Who is responsible for getting it wrong?
In a world where regulation is rapidly changing and enforcement action seems all too possible, participants asked who was responsible when token sales go wrong? The bottom line is that issuers may be held criminally responsible in these circumstances, and their advisers can be held responsible for aiding and abetting a crime.

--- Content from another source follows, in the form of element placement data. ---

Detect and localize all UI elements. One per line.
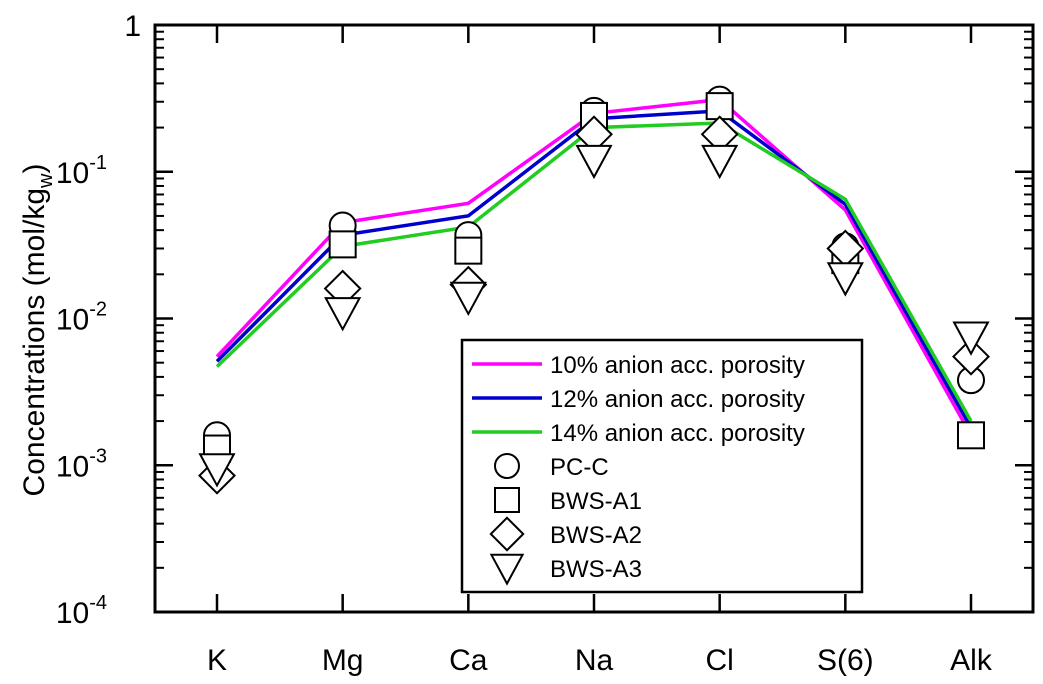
x-tick-label: Ca [449,644,488,677]
legend-label: 12% anion acc. porosity [550,386,805,413]
x-tick-label: S(6) [817,644,874,677]
y-tick-label: 10-2 [56,299,107,337]
x-tick-label: K [207,644,227,677]
legend-marker [489,553,525,586]
legend-label: BWS-A2 [550,522,642,549]
data-point [826,262,864,297]
legend-label: PC-C [550,454,609,481]
y-tick-label: 10-3 [56,445,107,483]
data-point [952,321,990,356]
y-tick-label: 10-1 [56,152,107,190]
x-tick-label: Mg [322,644,364,677]
y-tick-label: 1 [124,10,141,43]
series-layer [198,85,990,495]
data-point [957,421,985,450]
data-point [328,230,357,259]
data-point [705,92,734,121]
legend-entry: BWS-A2 [489,516,642,552]
data-point [952,337,990,376]
y-axis-label: Concentrations (mol/kgw) [18,164,57,497]
data-point [324,297,362,332]
legend-entry: BWS-A3 [489,553,642,586]
legend-label: BWS-A3 [550,556,642,583]
data-point [575,144,613,180]
legend-label: 14% anion acc. porosity [550,420,805,447]
legend-label: 10% anion acc. porosity [550,352,805,379]
y-axis-label-subscript: w [35,173,57,189]
axes: 1 10-1 10-2 10-3 10-4 K Mg Ca Na Cl S(6) Alk [56,10,1035,677]
data-point [198,453,236,488]
legend-label: BWS-A1 [550,488,642,515]
legend-entry: 12% anion acc. porosity [472,386,805,413]
svg-text:Concentrations (mol/kgw): Concentrations (mol/kgw) [18,164,57,497]
y-axis-label-text: Concentrations (mol/kg [18,188,51,496]
x-tick-label: Na [575,644,614,677]
series-bws-a3 [198,144,990,488]
legend-entry: BWS-A1 [494,487,642,515]
x-tick-label: Cl [705,644,733,677]
y-axis-label-close: ) [18,164,51,174]
y-tick-label: 10-4 [56,592,107,630]
data-point [701,144,739,180]
data-point [449,281,487,317]
data-point [454,236,483,265]
legend-entry: 10% anion acc. porosity [472,352,805,379]
legend-entry: 14% anion acc. porosity [472,420,805,447]
legend: 10% anion acc. porosity 12% anion acc. po… [460,338,864,594]
legend-marker [494,453,520,479]
x-tick-label: Alk [950,644,993,677]
legend-entry: PC-C [494,453,609,481]
legend-marker [494,487,520,513]
legend-box [460,338,864,594]
legend-marker [489,516,525,552]
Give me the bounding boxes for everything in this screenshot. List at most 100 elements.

In recent public statements, Mr Clayton has also emphasised that it is important for market “gatekeepers”, including financial institutions, broker-dealers, accountants and law firms, to prevent their clients from running foul of U.S. securities laws.
The future of regulation
At present we are seeing a degree of “land grab” among regulators in an attempt to be the first to regulate ICOs in a way that allows the market to grow safely. We’ve seen markets like Switzerland, Gibraltar and Singapore jostle to make themselves attractive as the choice of domicile for the issuing entities for ICOs. This thinking however, is largely rooted in addressing the challenge of issuing tokens in a way that complies with the jurisdiction-by-jurisdiction regulations in the world that we know now. Looking forward, there is a significant amount of work to be done to achieve international consensus at a legislative and regulatory level on how we deal with decentralised securities issuance.